Monday, April 12, 2010

What do Battersea Power Station and the modern Tory party have in common?


DAVID CAMERON once said that he sometimes feels like shaking Gordon Brown. The Prime Minister need not be too worried, since the Tory leader should be more concerned by his own involuntary quivering. In fact, he has not stopped wobbling for months. In fairness, Cameron’s task is a monumental one. He leads a party desperate for power. Since his election as Tory leader in 2005 (yes, it really was that long ago), he has set out to show he is a winner, that he can modernise his party and restore it to its position as the natural party of government. However, he is now having to come to terms with the fact that initiating and instituting change is a long, slow and often bloody process.

Recent events suggest Cameron may be less the Tory heir to Tony Blair and more like the Conservatives’ equivalent of Neil Kinnock. And that is an unfair comparison. Kinnock ended up helping to make Labour electable again. He was willing to take tough decisions and displayed genuine real leadership in the face of huge and often very hostile opposition. It is easy to forget that the enormous and necessary task of ditching some of the most unpopular Labour policies of the 1980s was carried out, not by Blair and Brown, but by Kinnock. It was Kinnock who first challenged Labour to dump policies and commitments that had helped to create the image of a party soft on crime and addicted to the imposition of punitive taxes.

Cameron regards himself as a politician of the digital age, a bold leader unafraid of taking risks. However, most of the changes he has made to his party have been cosmetic (a new headquarters and a new logo) or short-lived (the “A” list of candidates). Cameron’s Conservatives are made up of the “right kind of people” – his people: privately educated and from a background of immense wealth and privilege. Under Cameron, the Tories still believe the role of government is to concentrate wealth and power in the hands of those who embrace their own particular political, economic and social outlook. In 2007, Cameron told his party’s spring conference that it needed to change and the changes needed to be “faster, wider and deeper”. Nearly three years later, change in the Tory Party looks to be slower, narrower and shallower.

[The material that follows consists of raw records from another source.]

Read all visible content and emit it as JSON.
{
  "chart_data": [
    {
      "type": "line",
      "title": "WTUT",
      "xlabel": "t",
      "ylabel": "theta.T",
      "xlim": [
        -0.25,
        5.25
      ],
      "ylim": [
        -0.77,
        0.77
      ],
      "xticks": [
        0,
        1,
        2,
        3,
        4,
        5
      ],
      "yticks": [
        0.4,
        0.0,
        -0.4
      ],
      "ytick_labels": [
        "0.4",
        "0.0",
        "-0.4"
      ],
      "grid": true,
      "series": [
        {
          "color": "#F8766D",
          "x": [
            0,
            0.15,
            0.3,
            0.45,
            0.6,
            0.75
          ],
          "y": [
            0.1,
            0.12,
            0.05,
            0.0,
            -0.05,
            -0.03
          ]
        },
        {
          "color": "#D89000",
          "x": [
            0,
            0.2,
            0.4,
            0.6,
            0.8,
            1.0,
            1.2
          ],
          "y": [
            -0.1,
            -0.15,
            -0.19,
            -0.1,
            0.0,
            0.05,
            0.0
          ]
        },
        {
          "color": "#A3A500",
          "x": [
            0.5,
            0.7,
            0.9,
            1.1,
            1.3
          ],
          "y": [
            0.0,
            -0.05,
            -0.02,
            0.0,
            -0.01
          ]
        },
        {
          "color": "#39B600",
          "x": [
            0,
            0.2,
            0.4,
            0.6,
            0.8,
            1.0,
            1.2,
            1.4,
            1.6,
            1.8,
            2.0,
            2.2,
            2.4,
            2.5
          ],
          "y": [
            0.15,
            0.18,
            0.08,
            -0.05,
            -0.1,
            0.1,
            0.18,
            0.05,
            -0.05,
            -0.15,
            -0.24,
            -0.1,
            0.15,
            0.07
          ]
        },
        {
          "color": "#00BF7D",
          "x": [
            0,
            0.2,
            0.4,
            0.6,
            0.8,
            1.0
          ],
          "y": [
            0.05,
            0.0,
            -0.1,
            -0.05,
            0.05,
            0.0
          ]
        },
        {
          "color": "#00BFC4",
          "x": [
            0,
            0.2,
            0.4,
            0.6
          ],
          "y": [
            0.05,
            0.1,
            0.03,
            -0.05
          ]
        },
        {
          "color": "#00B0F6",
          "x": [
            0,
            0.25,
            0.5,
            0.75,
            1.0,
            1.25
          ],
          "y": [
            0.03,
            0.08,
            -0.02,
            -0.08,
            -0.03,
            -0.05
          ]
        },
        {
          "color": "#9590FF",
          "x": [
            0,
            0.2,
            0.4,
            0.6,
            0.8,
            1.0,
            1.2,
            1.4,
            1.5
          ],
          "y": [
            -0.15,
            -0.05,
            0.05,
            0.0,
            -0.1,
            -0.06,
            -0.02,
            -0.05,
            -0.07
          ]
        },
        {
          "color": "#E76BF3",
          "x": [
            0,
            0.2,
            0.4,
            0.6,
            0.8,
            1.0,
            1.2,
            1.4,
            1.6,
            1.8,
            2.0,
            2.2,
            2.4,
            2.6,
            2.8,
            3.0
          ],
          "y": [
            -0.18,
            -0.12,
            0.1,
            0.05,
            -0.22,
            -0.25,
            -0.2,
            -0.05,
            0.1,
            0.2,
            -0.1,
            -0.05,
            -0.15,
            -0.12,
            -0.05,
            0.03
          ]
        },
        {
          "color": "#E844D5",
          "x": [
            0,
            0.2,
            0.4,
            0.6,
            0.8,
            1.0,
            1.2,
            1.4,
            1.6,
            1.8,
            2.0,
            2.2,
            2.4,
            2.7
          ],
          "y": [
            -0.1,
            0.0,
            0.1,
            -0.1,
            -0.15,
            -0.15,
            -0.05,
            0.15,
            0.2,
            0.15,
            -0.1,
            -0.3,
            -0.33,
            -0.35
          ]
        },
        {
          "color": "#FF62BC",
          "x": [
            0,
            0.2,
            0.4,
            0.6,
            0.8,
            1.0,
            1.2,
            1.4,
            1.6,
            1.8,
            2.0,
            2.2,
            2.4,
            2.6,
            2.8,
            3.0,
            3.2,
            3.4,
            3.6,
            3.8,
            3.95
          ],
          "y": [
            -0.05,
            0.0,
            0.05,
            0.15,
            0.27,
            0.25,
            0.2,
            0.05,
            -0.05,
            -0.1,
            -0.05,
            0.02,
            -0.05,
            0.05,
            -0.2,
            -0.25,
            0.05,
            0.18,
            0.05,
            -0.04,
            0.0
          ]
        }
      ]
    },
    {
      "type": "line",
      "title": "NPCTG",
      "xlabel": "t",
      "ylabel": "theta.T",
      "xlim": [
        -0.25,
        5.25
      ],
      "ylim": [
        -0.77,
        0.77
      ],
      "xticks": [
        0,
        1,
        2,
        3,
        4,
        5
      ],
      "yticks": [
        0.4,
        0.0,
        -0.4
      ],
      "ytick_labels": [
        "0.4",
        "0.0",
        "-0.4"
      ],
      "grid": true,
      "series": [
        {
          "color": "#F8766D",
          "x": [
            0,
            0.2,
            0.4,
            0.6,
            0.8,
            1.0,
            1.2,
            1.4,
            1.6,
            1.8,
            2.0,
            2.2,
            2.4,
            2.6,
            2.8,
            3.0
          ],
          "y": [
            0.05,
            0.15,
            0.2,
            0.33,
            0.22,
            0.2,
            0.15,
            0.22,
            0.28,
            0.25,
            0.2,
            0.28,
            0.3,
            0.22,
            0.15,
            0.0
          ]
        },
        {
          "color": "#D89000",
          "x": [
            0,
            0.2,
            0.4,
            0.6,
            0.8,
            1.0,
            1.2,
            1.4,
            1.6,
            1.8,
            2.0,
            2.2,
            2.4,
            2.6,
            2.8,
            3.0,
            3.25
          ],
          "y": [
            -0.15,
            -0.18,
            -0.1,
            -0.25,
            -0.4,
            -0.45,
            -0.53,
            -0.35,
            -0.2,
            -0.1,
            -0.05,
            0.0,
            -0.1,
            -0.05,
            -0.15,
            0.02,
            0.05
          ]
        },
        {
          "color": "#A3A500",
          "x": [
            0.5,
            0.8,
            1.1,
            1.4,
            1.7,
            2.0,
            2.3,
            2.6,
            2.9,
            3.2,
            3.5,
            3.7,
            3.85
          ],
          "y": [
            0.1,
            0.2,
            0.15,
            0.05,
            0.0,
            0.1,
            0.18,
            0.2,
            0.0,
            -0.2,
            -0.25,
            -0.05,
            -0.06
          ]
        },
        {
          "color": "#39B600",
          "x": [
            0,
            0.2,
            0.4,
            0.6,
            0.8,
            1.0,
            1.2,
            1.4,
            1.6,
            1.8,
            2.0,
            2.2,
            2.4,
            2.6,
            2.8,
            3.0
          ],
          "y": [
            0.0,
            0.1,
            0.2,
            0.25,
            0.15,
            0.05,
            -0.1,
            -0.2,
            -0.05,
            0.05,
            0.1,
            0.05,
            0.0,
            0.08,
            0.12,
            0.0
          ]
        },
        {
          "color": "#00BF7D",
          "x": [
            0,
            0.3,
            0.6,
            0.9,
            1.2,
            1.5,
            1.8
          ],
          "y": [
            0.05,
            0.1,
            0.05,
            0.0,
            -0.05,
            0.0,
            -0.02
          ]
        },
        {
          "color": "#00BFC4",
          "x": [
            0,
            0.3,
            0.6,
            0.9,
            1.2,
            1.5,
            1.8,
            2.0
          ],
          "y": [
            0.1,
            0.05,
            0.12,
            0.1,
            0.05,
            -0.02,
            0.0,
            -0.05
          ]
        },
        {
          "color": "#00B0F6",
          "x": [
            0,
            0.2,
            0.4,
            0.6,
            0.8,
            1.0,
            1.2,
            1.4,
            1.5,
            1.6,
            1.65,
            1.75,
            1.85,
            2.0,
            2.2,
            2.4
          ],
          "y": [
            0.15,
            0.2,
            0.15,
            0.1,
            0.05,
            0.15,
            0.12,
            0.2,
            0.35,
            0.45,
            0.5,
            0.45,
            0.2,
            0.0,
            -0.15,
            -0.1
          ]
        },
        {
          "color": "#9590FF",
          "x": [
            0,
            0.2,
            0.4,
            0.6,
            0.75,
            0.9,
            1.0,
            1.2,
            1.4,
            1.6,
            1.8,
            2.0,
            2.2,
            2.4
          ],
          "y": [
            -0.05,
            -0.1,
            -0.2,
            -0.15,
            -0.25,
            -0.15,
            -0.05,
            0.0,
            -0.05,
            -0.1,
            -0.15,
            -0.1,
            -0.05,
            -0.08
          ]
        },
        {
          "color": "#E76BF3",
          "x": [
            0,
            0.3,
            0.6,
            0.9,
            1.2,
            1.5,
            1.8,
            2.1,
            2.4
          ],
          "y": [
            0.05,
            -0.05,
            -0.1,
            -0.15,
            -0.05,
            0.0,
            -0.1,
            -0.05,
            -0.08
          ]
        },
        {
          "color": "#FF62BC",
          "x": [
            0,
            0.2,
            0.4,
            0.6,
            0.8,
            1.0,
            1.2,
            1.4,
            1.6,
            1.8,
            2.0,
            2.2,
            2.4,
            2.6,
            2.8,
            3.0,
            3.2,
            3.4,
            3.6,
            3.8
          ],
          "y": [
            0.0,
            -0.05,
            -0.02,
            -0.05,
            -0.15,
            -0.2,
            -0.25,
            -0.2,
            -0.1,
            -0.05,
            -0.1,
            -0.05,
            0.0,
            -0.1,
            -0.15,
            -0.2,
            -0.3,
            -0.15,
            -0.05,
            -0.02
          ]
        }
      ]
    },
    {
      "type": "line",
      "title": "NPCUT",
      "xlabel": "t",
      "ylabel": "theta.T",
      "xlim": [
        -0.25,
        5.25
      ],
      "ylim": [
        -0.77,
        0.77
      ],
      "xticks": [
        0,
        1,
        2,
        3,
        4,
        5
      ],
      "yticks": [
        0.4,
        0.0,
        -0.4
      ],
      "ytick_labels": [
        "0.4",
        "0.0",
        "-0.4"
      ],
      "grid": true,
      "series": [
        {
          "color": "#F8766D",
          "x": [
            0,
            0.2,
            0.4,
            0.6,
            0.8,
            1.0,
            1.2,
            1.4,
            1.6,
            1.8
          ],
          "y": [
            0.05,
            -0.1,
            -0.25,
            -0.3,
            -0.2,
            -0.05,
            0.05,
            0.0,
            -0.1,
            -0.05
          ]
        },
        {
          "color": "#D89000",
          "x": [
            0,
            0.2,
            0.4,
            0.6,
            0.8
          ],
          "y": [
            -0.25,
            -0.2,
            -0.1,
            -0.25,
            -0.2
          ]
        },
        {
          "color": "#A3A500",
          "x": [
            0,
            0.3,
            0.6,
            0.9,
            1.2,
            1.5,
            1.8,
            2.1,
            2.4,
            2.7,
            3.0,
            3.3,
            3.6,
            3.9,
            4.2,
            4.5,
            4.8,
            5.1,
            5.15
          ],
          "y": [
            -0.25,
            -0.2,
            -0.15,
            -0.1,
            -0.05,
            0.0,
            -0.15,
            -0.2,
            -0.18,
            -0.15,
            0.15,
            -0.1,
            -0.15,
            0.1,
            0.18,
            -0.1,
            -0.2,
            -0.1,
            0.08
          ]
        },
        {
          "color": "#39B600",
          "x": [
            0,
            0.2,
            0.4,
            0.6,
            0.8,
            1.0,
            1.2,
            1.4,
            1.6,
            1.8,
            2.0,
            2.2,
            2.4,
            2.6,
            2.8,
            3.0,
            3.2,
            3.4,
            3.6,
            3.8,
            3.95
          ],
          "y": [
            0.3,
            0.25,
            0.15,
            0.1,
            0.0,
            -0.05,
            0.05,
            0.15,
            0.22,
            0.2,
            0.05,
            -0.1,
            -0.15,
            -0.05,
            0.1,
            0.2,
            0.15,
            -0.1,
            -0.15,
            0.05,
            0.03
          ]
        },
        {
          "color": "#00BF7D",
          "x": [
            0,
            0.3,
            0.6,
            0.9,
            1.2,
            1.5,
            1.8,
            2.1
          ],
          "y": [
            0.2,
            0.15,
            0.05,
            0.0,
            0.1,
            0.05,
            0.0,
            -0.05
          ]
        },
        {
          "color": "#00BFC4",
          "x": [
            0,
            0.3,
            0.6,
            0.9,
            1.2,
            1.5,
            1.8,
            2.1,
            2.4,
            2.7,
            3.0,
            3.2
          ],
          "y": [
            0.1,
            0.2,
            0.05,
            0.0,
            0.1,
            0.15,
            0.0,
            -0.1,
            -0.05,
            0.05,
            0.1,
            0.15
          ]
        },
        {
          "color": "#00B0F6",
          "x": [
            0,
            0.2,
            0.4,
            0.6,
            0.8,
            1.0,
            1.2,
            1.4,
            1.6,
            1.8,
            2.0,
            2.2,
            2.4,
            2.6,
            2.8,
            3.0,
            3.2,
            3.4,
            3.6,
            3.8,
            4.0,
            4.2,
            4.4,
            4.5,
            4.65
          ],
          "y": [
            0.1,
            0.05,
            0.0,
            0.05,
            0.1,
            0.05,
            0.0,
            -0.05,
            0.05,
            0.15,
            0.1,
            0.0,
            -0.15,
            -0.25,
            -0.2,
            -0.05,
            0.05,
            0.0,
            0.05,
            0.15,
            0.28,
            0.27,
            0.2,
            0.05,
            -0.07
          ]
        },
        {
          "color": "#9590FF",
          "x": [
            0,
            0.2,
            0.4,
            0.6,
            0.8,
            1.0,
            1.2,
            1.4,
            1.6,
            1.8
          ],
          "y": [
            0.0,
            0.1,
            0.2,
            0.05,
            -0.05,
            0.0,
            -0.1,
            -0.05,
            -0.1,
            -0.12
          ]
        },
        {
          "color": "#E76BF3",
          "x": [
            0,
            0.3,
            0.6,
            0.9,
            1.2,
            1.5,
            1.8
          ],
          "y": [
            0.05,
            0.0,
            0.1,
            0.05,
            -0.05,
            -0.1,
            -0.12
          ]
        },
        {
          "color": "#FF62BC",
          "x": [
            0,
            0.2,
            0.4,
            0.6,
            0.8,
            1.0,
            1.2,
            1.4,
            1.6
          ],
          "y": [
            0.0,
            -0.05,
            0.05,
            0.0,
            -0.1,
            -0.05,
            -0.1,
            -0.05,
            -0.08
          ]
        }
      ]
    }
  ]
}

Tomorrow the Tories will launch their election manifesto at Battersea Power Station -an impressive structure from the outside but hollow and empty within. When I heard that the Tories have chosen this setting I was reminded of the words of the former Conservative (now Labour) MP Quentin Davies who, in his letter to Cameron outlining his reasons for leaving the Tories to join Labour, Davies wrote: “Under your leadership, the Conservative Party appears to me to have ceased collectively to believe in anything or to stand for anything. It has no bedrock. It exists on shifting sands. A sense of mission has been replaced by a PR agenda.”

2 comments:

Anonymous said...

What complete and utter drivel!

Beau Bosvelt said...

How about the privatly educated Labour politicans?